Böyle bir iddia ortaya atıpda sonra ben ocu değilim bucu değilim demek bana pek inandırıcı gelmedi.

Bi kere yazdığınız kurgu kafadan sakat. Bi tarafda 50 yaşında bir zat. Bi tarafda 17 yaşında bir karşı cins..?

Yazınızı düpedüz kul hakkına, özel yaşantısına tecavüz olarak nitelendiriyorum.
Hayatta olmayan size cevap veremiyecek birinin arkasından asılsız kurgular yapmak insanlık dışı bir davranıştır.

Kaldıki tv de yayınlanan muhteşem yamuk diziden hayattaki hanedan torunlarının rahatsızlığı ortadadır.
Tekrar ediyorum. Bu bir kul hakkıdır. İnsanların özel hayatını hiç bi şekilde dışa aktaramazsınız.
Kaldıki bunlar gerçek değil kurgudan ibaret iftiralardır.
İtibarsızlaştırma, küçültme girişimleridir.

Güneş balcıkla sıvanmaz.
Osmanlı 700 seneye yakın 50 ye yakın ırkı bi arada huzur ve barış içerisinde yaşatmıştır.
Herkeze eşit davranmıştır.
Kimseninin ne dinine, ne inancına, ne kılık kıyafetine karışmamıştır.
 

marcus_oredius

Üye
Üye
Katılım
Tem 11, 2012
Mesajlar
1,404
Tepkime Puanı
0
Puanları
0
şunu kabul edilmesi gerek. kimse kimsenin üzerinde bilhassa cevap veremiyecek ölmüş birisi hakkında yorum yaparken dikkat etmelidir.

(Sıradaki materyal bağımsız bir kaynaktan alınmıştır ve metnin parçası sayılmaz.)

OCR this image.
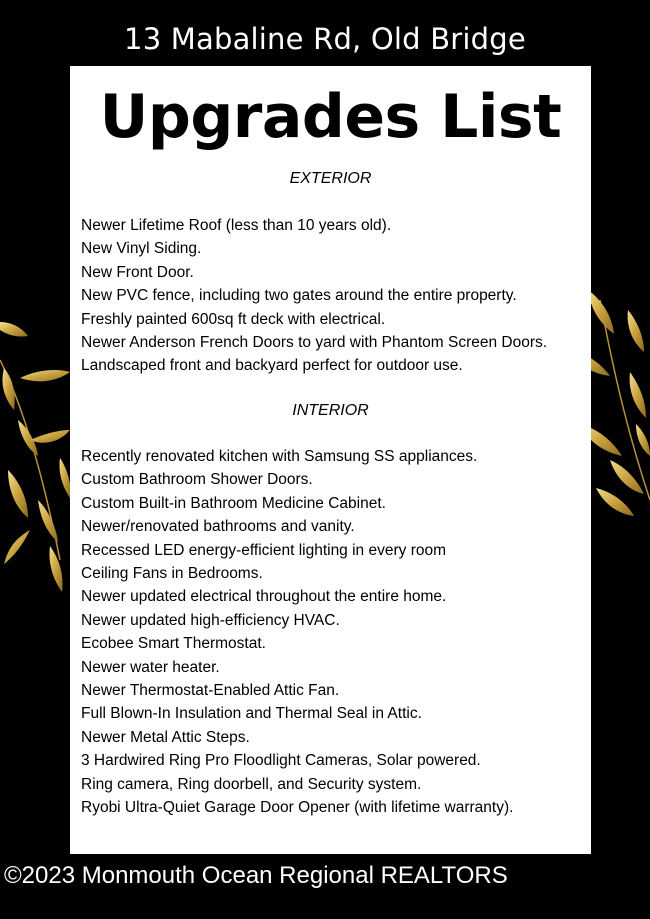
13 Mabaline Rd, Old Bridge
Upgrades List
EXTERIOR
Newer Lifetime Roof (less than 10 years old).
New Vinyl Siding.
New Front Door.
New PVC fence, including two gates around the entire property.
Freshly painted 600sq ft deck with electrical.
Newer Anderson French Doors to yard with Phantom Screen Doors.
Landscaped front and backyard perfect for outdoor use.
INTERIOR
Recently renovated kitchen with Samsung SS appliances.
Custom Bathroom Shower Doors.
Custom Built-in Bathroom Medicine Cabinet.
Newer/renovated bathrooms and vanity.
Recessed LED energy-efficient lighting in every room
Ceiling Fans in Bedrooms.
Newer updated electrical throughout the entire home.
Newer updated high-efficiency HVAC.
Ecobee Smart Thermostat.
Newer water heater.
Newer Thermostat-Enabled Attic Fan.
Full Blown-In Insulation and Thermal Seal in Attic.
Newer Metal Attic Steps.
3 Hardwired Ring Pro Floodlight Cameras, Solar powered.
Ring camera, Ring doorbell, and Security system.
Ryobi Ultra-Quiet Garage Door Opener (with lifetime warranty).
©2023 Monmouth Ocean Regional REALTORS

ancak yaşlı erkek veya yaşlı kadının genç karşı cinsten birisiyle ilişki (evlilik arkadaşlık ) yaşaması görülmemiş şey değildir. böyle bir olay oldu veya olmadı demiyorum. ama bunlar kişiselşeylerdir. bunlarla değerlendirmektense hayattaki başarıları ile değerlendirilmesinin çokdaha önemli olduğu görüşündeyim.
 

Halil Yılmaz

Admin
Yönetici
Katılım
May 19, 2010
Mesajlar
14,505
Tepkime Puanı
189
Puanları
63
Yaş
50
Topluma, tarihe mal olmuş insanların hayatları her yönüyle merak edilir. Hele söz konusu "aşk" olursa bu merak dahada fazlalaşır. Örnekse Atatürk'ün Fikriye hanıma olan aşkı. Bu konuya dair Can Dündar'ın kitapları ve çekilmiş belgeselide var. Aynı Can Dündar Atatürk'ün hayatını anlattığı "Mustafa" isimli belgeseli için yerden yere vuruldu. Ne atatürk düşmanlığı kaldı nede ajanlığı. Can Dündar'ın Atatürk sevdasını bilmeyen yoktur. Bu eleştirilere son derece anlaşılır bir cevap vermişti. "Atatürk'te olsa o bir insandı. Ben onun tüm yönleriyle halk tarafından tanınmasını amaçlıyorum."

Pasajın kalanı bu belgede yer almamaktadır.